The country remains at BBB, two levels above junk, and the outlook is still negative, the credit-ratings company said in a statement in London yesterday. It predicted that debt will peak at 96 percent of GDP in the 2014-15 fiscal year and then decline “gradually.”
The rating “reflects Fitch’s opinion that the sovereign maintains some fiscal headroom, albeit significantly reduced,” Fitch said. “Spain’s rating is lower than that of other large advanced economies, reflecting the relatively large risks to creditworthiness posed by its economic and financial adjustment within the euro zone.”
Fitch’s rating on Spain is one level higher than those of Standard & Poor’s and Moody’s Investors Service, which both have the country graded at one level above junk.

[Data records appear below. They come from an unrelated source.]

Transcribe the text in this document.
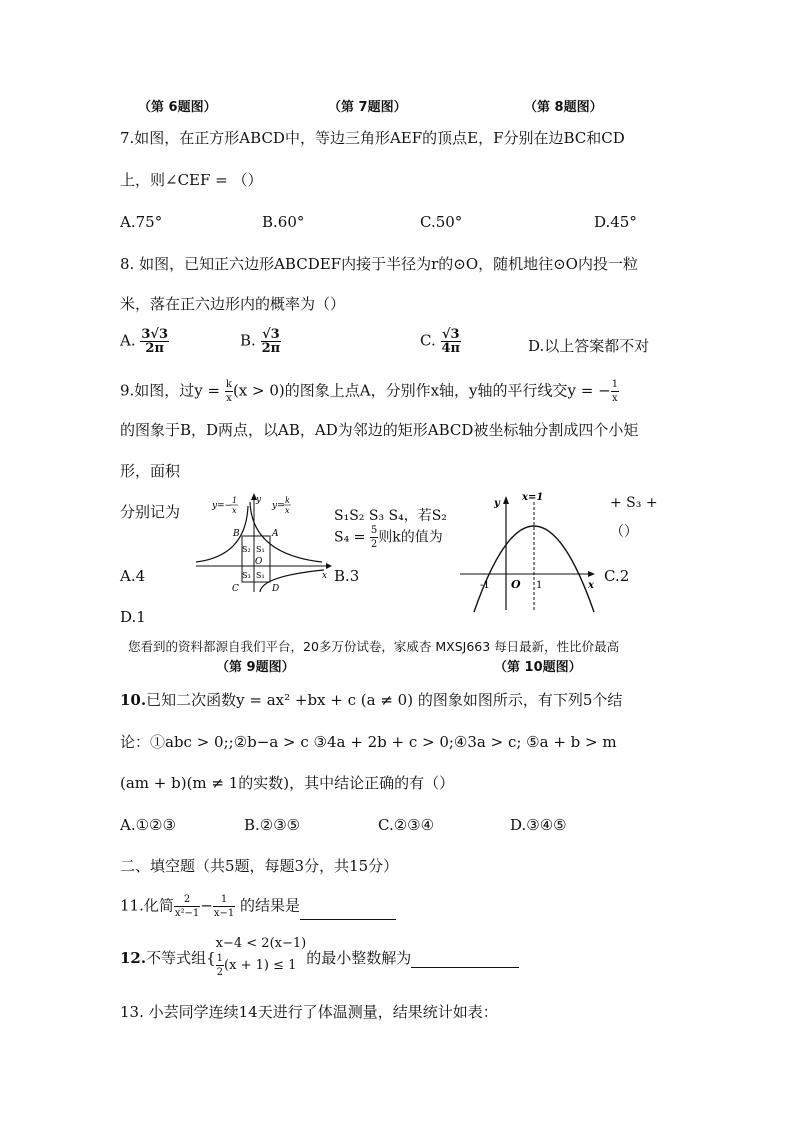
（第 6题图）	（第 7题图）	（第 8题图）
7.如图，在正方形ABCD中，等边三角形AEF的顶点E，F分别在边BC和CD
上，则∠CEF = （）
A.75°	B.60°	C.50°	D.45°
8. 如图，已知正六边形ABCDEF内接于半径为r的⊙O，随机地往⊙O内投一粒
米，落在正六边形内的概率为（）
A. $\frac{3√3}{2\pi}$	B. $\frac{√3}{2\pi}$	C. $\frac{√3}{4\pi}$	D.以上答案都不对
9.如图，过$y = \frac{k}{x} (x > 0)$的图象上点A，分别作x轴，y轴的平行线交y = − $\frac{1}{x}$
的图象于B，D两点，以AB，AD为邻边的矩形ABCD被坐标轴分割成四个小矩
形，面积
分别记为	S₁S₂ S₃ S₄，若S₂
$S_4 = \frac{5}{2}$ 则k的值为
+ S₃ +
（）
A.4	B.3	C.2
D.1
y=−
1
x	y=
k
x
y
x
A
B
C	D
O
S₁
S₂
S₃ S₁
y
x
x=1
O
-1	1
您看到的资料都源自我们平台，20多万份试卷，家威杏 MXSJ663 每日最新，性比价最高
（第 9题图）	（第 10题图）
10.已知二次函数y = ax² +bx + c (a ≠ 0) 的图象如图所示，有下列5个结
论：①abc > 0;;②b−a > c ③4a + 2b + c > 0;④3a > c; ⑤a + b > m
(am + b)(m ≠ 1的实数)，其中结论正确的有（）
A.①②③	B.②③⑤	C.②③④	D.③④⑤
二、填空题（共5题，每题3分，共15分）
11.化简 $\frac{2}{\text{x²−1}} - \frac{1}{x-1}$ 的结果是
12.不等式组{
x−4 < 2(x−1)
$\frac{1}{2} (x + 1) \le 1$ 的最小整数解为
13. 小芸同学连续14天进行了体温测量，结果统计如表：
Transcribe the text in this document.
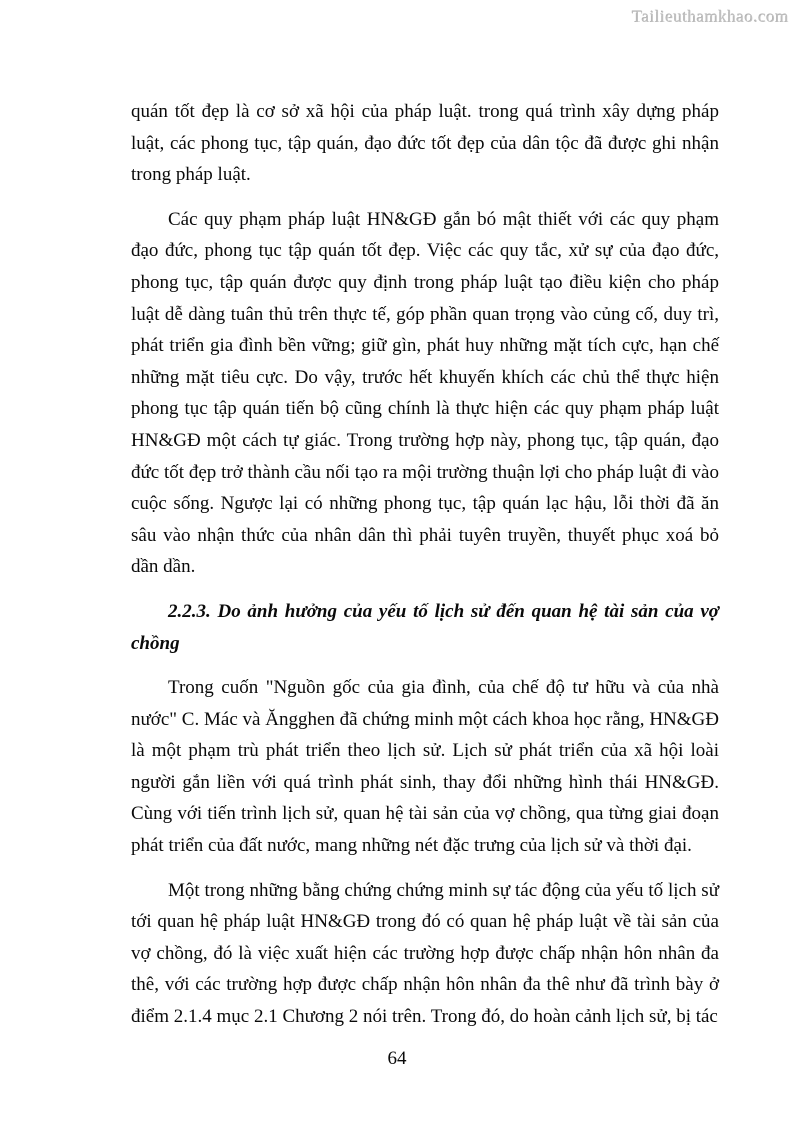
Tailieuthamkhao.com

quán tốt đẹp là cơ sở xã hội của pháp luật. trong quá trình xây dựng pháp luật, các phong tục, tập quán, đạo đức tốt đẹp của dân tộc đã được ghi nhận trong pháp luật.

Các quy phạm pháp luật HN&GĐ gắn bó mật thiết với các quy phạm đạo đức, phong tục tập quán tốt đẹp. Việc các quy tắc, xử sự của đạo đức, phong tục, tập quán được quy định trong pháp luật tạo điều kiện cho pháp luật dễ dàng tuân thủ trên thực tế, góp phần quan trọng vào củng cố, duy trì, phát triển gia đình bền vững; giữ gìn, phát huy những mặt tích cực, hạn chế những mặt tiêu cực. Do vậy, trước hết khuyến khích các chủ thể thực hiện phong tục tập quán tiến bộ cũng chính là thực hiện các quy phạm pháp luật HN&GĐ một cách tự giác. Trong trường hợp này, phong tục, tập quán, đạo đức tốt đẹp trở thành cầu nối tạo ra mội trường thuận lợi cho pháp luật đi vào cuộc sống. Ngược lại có những phong tục, tập quán lạc hậu, lỗi thời đã ăn sâu vào nhận thức của nhân dân thì phải tuyên truyền, thuyết phục xoá bỏ dần dần.

2.2.3. Do ảnh hưởng của yếu tố lịch sử đến quan hệ tài sản của vợ chồng

Trong cuốn "Nguồn gốc của gia đình, của chế độ tư hữu và của nhà nước" C. Mác và Ăngghen đã chứng minh một cách khoa học rằng, HN&GĐ là một phạm trù phát triển theo lịch sử. Lịch sử phát triển của xã hội loài người gắn liền với quá trình phát sinh, thay đổi những hình thái HN&GĐ. Cùng với tiến trình lịch sử, quan hệ tài sản của vợ chồng, qua từng giai đoạn phát triển của đất nước, mang những nét đặc trưng của lịch sử và thời đại.

Một trong những bằng chứng chứng minh sự tác động của yếu tố lịch sử tới quan hệ pháp luật HN&GĐ trong đó có quan hệ pháp luật về tài sản của vợ chồng, đó là việc xuất hiện các trường hợp được chấp nhận hôn nhân đa thê, với các trường hợp được chấp nhận hôn nhân đa thê như đã trình bày ở điểm 2.1.4 mục 2.1 Chương 2 nói trên. Trong đó, do hoàn cảnh lịch sử, bị tác

64
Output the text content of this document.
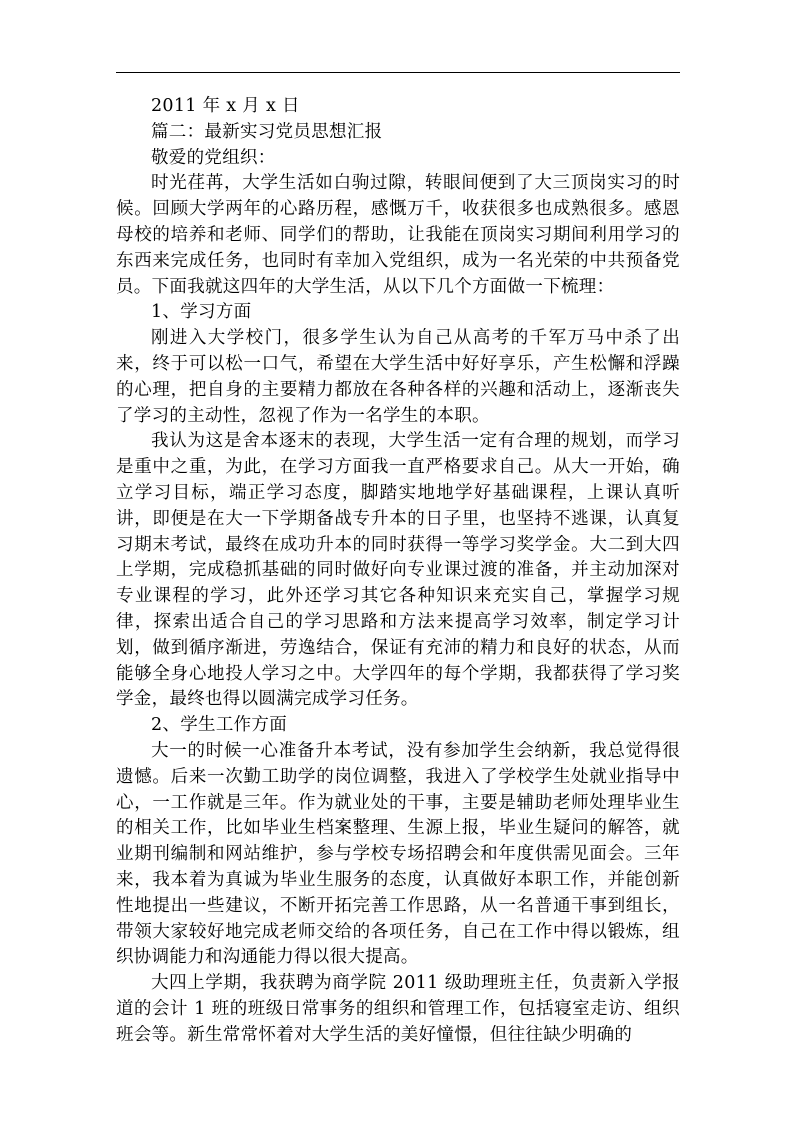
2011 年 x 月 x 日

篇二：最新实习党员思想汇报

敬爱的党组织：

时光荏苒，大学生活如白驹过隙，转眼间便到了大三顶岗实习的时候。回顾大学两年的心路历程，感慨万千，收获很多也成熟很多。感恩母校的培养和老师、同学们的帮助，让我能在顶岗实习期间利用学习的东西来完成任务，也同时有幸加入党组织，成为一名光荣的中共预备党员。下面我就这四年的大学生活，从以下几个方面做一下梳理：

1、学习方面

刚进入大学校门，很多学生认为自己从高考的千军万马中杀了出来，终于可以松一口气，希望在大学生活中好好享乐，产生松懈和浮躁的心理，把自身的主要精力都放在各种各样的兴趣和活动上，逐渐丧失了学习的主动性，忽视了作为一名学生的本职。

我认为这是舍本逐末的表现，大学生活一定有合理的规划，而学习是重中之重，为此，在学习方面我一直严格要求自己。从大一开始，确立学习目标，端正学习态度，脚踏实地地学好基础课程，上课认真听讲，即便是在大一下学期备战专升本的日子里，也坚持不逃课，认真复习期末考试，最终在成功升本的同时获得一等学习奖学金。大二到大四上学期，完成稳抓基础的同时做好向专业课过渡的准备，并主动加深对专业课程的学习，此外还学习其它各种知识来充实自己，掌握学习规律，探索出适合自己的学习思路和方法来提高学习效率，制定学习计划，做到循序渐进，劳逸结合，保证有充沛的精力和良好的状态，从而能够全身心地投人学习之中。大学四年的每个学期，我都获得了学习奖学金，最终也得以圆满完成学习任务。

2、学生工作方面

大一的时候一心准备升本考试，没有参加学生会纳新，我总觉得很遗憾。后来一次勤工助学的岗位调整，我进入了学校学生处就业指导中心，一工作就是三年。作为就业处的干事，主要是辅助老师处理毕业生的相关工作，比如毕业生档案整理、生源上报，毕业生疑问的解答，就业期刊编制和网站维护，参与学校专场招聘会和年度供需见面会。三年来，我本着为真诚为毕业生服务的态度，认真做好本职工作，并能创新性地提出一些建议，不断开拓完善工作思路，从一名普通干事到组长，带领大家较好地完成老师交给的各项任务，自己在工作中得以锻炼，组织协调能力和沟通能力得以很大提高。

大四上学期，我获聘为商学院 2011 级助理班主任，负责新入学报道的会计 1 班的班级日常事务的组织和管理工作，包括寝室走访、组织班会等。新生常常怀着对大学生活的美好憧憬，但往往缺少明确的
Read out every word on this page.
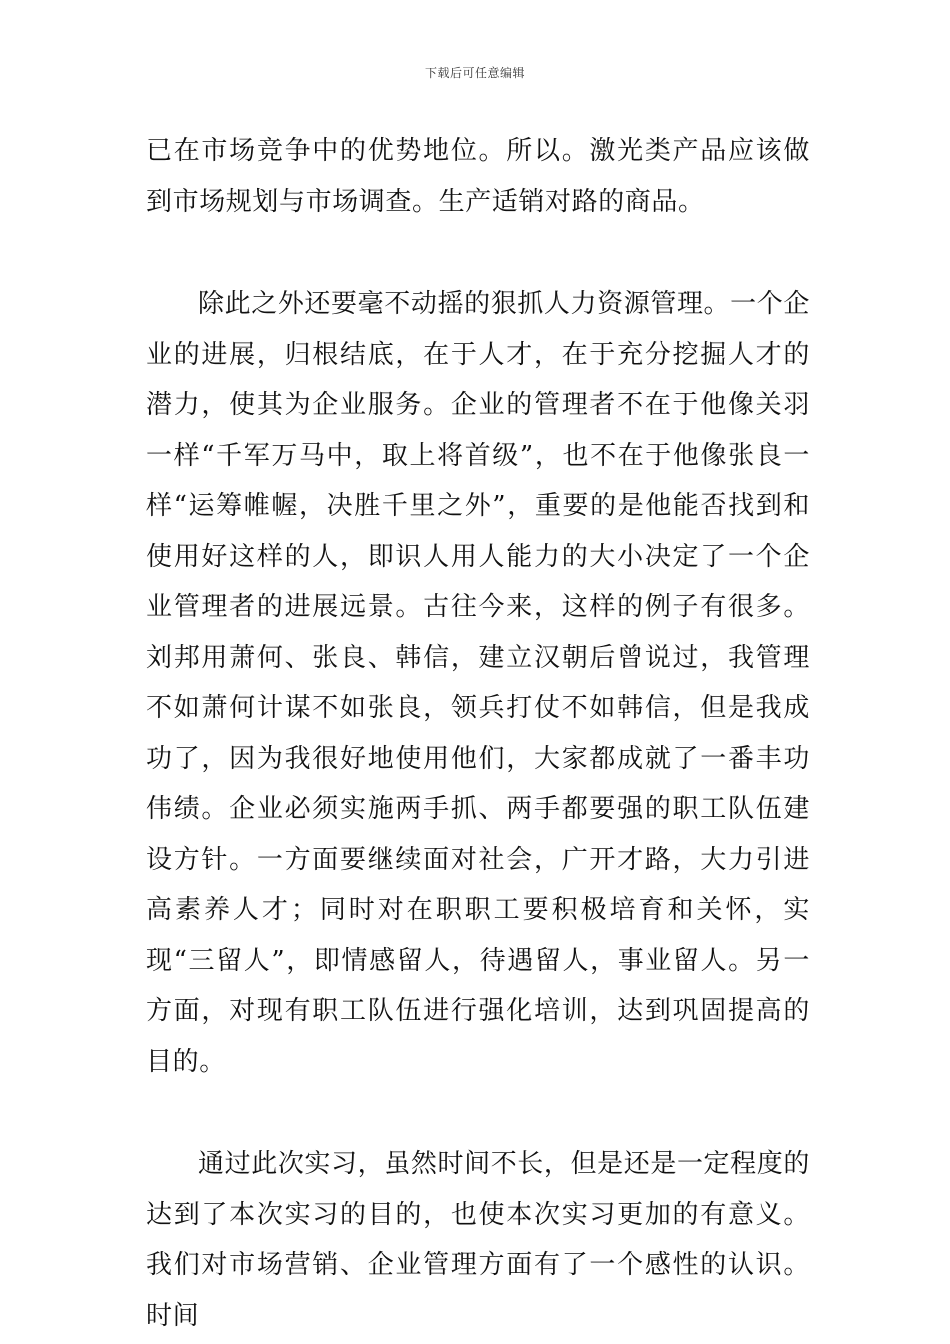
下载后可任意编辑

已在市场竞争中的优势地位。所以。激光类产品应该做到市场规划与市场调查。生产适销对路的商品。

除此之外还要毫不动摇的狠抓人力资源管理。一个企业的进展，归根结底，在于人才，在于充分挖掘人才的潜力，使其为企业服务。企业的管理者不在于他像关羽一样“千军万马中，取上将首级”，也不在于他像张良一样“运筹帷幄，决胜千里之外”，重要的是他能否找到和使用好这样的人，即识人用人能力的大小决定了一个企业管理者的进展远景。古往今来，这样的例子有很多。刘邦用萧何、张良、韩信，建立汉朝后曾说过，我管理不如萧何计谋不如张良，领兵打仗不如韩信，但是我成功了，因为我很好地使用他们，大家都成就了一番丰功伟绩。企业必须实施两手抓、两手都要强的职工队伍建设方针。一方面要继续面对社会，广开才路，大力引进高素养人才；同时对在职职工要积极培育和关怀，实现“三留人”，即情感留人，待遇留人，事业留人。另一方面，对现有职工队伍进行强化培训，达到巩固提高的目的。

通过此次实习，虽然时间不长，但是还是一定程度的达到了本次实习的目的，也使本次实习更加的有意义。我们对市场营销、企业管理方面有了一个感性的认识。时间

Investors often ignore ratings, evidenced by the rally in Treasuries after the U.S. lost its top grade at S&P in 2011.
Fitch said the negative outlook on Spain reflects risks including a failure to shift its public debt ratio down in the medium term, uncertainty about its economic and fiscal policy, a worse than expected recession, and the threat of an intensification of the euro-area debt crisis.
Fitch said that Spain’s “deep recession” will continue this year and it forecast that the economy will begin to recover in 2014 “as headwinds from fiscal austerity and financing conditions ease.”
“The fiscal deficit will take several more years to be eliminated in structural terms,” it said. “Growth prospects are uncertain, all sectors of the economy are relatively indebted and unemployment is exceptionally high.”
Yields on sovereign securities moved in the opposite direction from what ratings suggested in 53 percent of 32 upgrades, downgrades and changes in credit outlook last year, according to data compiled by Bloomberg published on Dec. 17. Investors ignored 56 percent of Moody’s Investors Service rating and outlook changes and 50 percent of those by S&P. That’s worse than the longer-term average of 47 percent, based on more than 300 changes since 1974.